Diet-driven microbial ecology underpins associations between cancer immunotherapy outcomes and the gut microbiome.
Simpson RC, Shanahan ER, Batten M, Reijers ILM, Read M, Silva IP, Versluis JM, Ribero R, Angelatos AS, Tan J, Adhikari C, Menzies AM, Saw RPM, Gonzalez M, Shannon KF, Spillane AJ, Velickovic R, Lazar AJ, Damania AV, Mishra AK, Chelvanambi M, Banerjee A, Ajami NJ, Wargo JA, Macia L, Holmes AJ, Wilmott JS, Blank CU, Scolyer RA, Long GV.Nat Med 2022 Sep 22. doi: 10.1038/s41591-022-01965-2. Epub ahead of print.

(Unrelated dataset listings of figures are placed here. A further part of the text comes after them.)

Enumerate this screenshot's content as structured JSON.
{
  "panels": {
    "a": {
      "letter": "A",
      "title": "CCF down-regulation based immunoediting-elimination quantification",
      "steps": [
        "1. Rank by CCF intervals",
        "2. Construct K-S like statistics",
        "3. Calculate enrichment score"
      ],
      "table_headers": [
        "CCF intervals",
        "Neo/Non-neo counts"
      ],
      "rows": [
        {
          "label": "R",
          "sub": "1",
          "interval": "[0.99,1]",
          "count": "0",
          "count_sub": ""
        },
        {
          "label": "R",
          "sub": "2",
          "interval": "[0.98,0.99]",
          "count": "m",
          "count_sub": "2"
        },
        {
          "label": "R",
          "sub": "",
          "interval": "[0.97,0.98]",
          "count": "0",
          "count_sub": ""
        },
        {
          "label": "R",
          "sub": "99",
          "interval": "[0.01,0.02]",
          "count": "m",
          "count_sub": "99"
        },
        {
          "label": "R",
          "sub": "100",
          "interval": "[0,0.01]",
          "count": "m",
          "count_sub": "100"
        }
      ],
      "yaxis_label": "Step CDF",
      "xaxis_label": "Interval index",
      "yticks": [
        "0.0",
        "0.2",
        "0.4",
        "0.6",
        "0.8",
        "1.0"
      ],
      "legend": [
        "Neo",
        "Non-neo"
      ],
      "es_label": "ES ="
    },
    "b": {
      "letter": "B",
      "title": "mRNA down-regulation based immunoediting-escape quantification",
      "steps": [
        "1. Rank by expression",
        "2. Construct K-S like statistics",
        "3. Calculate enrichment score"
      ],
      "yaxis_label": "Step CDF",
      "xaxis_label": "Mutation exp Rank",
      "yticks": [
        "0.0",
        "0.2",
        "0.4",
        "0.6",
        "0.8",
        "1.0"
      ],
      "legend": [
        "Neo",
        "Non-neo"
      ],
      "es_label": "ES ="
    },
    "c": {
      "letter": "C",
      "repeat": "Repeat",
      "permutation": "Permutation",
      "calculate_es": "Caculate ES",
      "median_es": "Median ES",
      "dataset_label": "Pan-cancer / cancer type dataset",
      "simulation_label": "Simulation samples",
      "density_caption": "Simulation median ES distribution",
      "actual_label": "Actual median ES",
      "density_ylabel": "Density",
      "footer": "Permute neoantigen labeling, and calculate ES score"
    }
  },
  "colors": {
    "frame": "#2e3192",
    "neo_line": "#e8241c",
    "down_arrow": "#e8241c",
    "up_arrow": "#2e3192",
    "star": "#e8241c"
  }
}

The gut microbiota shapes the response to immune checkpoint inhibitors (ICIs) in cancer, however dietary and geographic influences have not been well-studied in prospective trials. To address this, we prospectively profiled baseline gut (fecal) microbiota signatures and dietary patterns of 103 trial patients from Australia and the Netherlands treated with neoadjuvant ICIs for high risk resectable metastatic melanoma and performed an integrated analysis with data from 115 patients with melanoma treated with ICIs in the United States. We observed geographically distinct microbial signatures of response and immune-related adverse events (irAEs). Overall, response rates were higher in Ruminococcaceae-dominated microbiomes than in Bacteroidaceae-dominated microbiomes. Poor response was associated with lower fiber and omega 3 fatty acid consumption and elevated levels of C-reactive protein in the peripheral circulation at baseline. Together, these data provide insight into the relevance of native gut microbiota signatures, dietary intake and systemic inflammation in shaping the response to and toxicity from ICIs, prompting the need for further studies in this area.